Folha - Por seu discurso, pode-se deduzir que Serra e Fernando Henrique fazem parte desse setor?
Ciro
- Fernando Henrique não. Ele é o responsável funcionalmente por tudo, que é uma desgraça do presidencialismo. Podemos arrumar atenuantes para o seu desmantelo, mas há também agravantes. Agora o Serra foi contra tudo isso, contra o Plano Real. Ele sabotou, conspirou e no dia seguinte vira ministro, usufrui do privilégio, do poder, manipula despudoradamente o poder. Nas coisas todas o Serra estava ali e agora vem com papo de oposição.

Folha - Mas o sr. já deu declarações elogiando a honestidade do Serra.
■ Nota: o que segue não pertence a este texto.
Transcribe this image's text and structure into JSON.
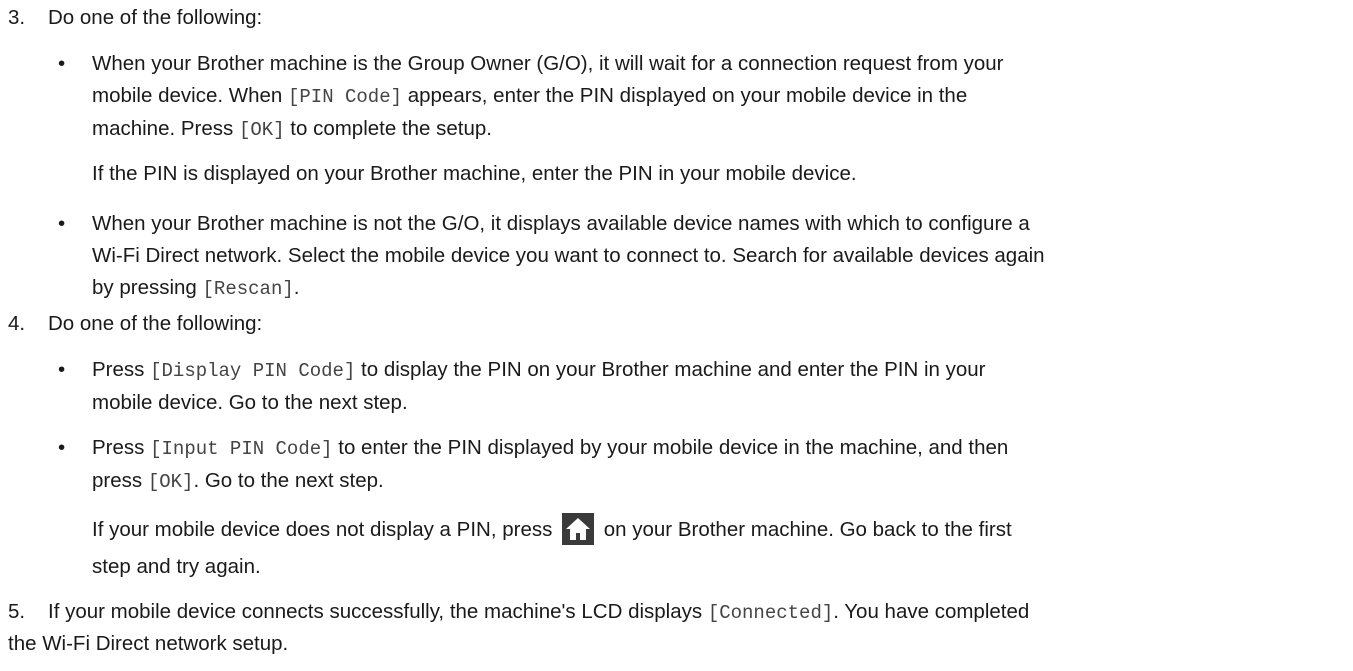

Isso mudou?
Ciro
- Não tenho mais essa convicção pelas evidências todas. Um cara que contrata uma firma de arapongagem telefônica com dinheiro público...

Folha - Serra é seu principal adversário?
Ciro
- Pela forma como está se comportando é o inimigo público número um do Brasil.

Folha - O ex-governador Tasso Jereissati pode ser seu ministro?
Ciro
- Sem dúvida. Sem dúvida. Tasso, ao lado do meu pai, e por valores completamente distintos, são as duas mais fortes influências na minha concepção pública. Meu pai, por razões óbvias, e o Tasso, na sequência. E ninguém vai apagar essa história.

Folha - Da Fazenda?
Ciro
- Meu ministro da Fazenda só nomeio depois de eleito. Posso dizer que Tasso daria um excelente presidente da República. E quem pode ser presidente da República pode ser qualquer coisa.

Folha - Pelos desentendimentos entre ele e Serra há a expectativa de que ele o apóie informalmente.
Ciro
- Isso é intriga da imprensa.

Folha - A relação entre eles está ótima, então?
Ciro
- Não digo ótima, mas já ouvi o Fernando Henrique dizer coisas muito sérias, graves, contra o Serra. E não é o candidato dele?

Folha - Como por exemplo?
Ciro
- Quando Serra deixou o Fernando Henrique em uma situação absolutamente desagradável, concluindo a negociação da dívida externa. Ele tinha garantido uma revisão constitucional como premissa da renegociação. Serra, líder do PSDB na Câmara, sem consultar ninguém, retirou o apoio à revisão. Fernando Henrique me ligou chocadíssimo, não vou reproduzir as palavras.

Folha - Mas isso não pode ser episódico, já que o senhor teve confrontos com ACM [que já declarou voto em Ciro" e Fleury?
Ciro
- Pode, mas o episódio era o Plano Real, contra o qual Serra pôs-se contra.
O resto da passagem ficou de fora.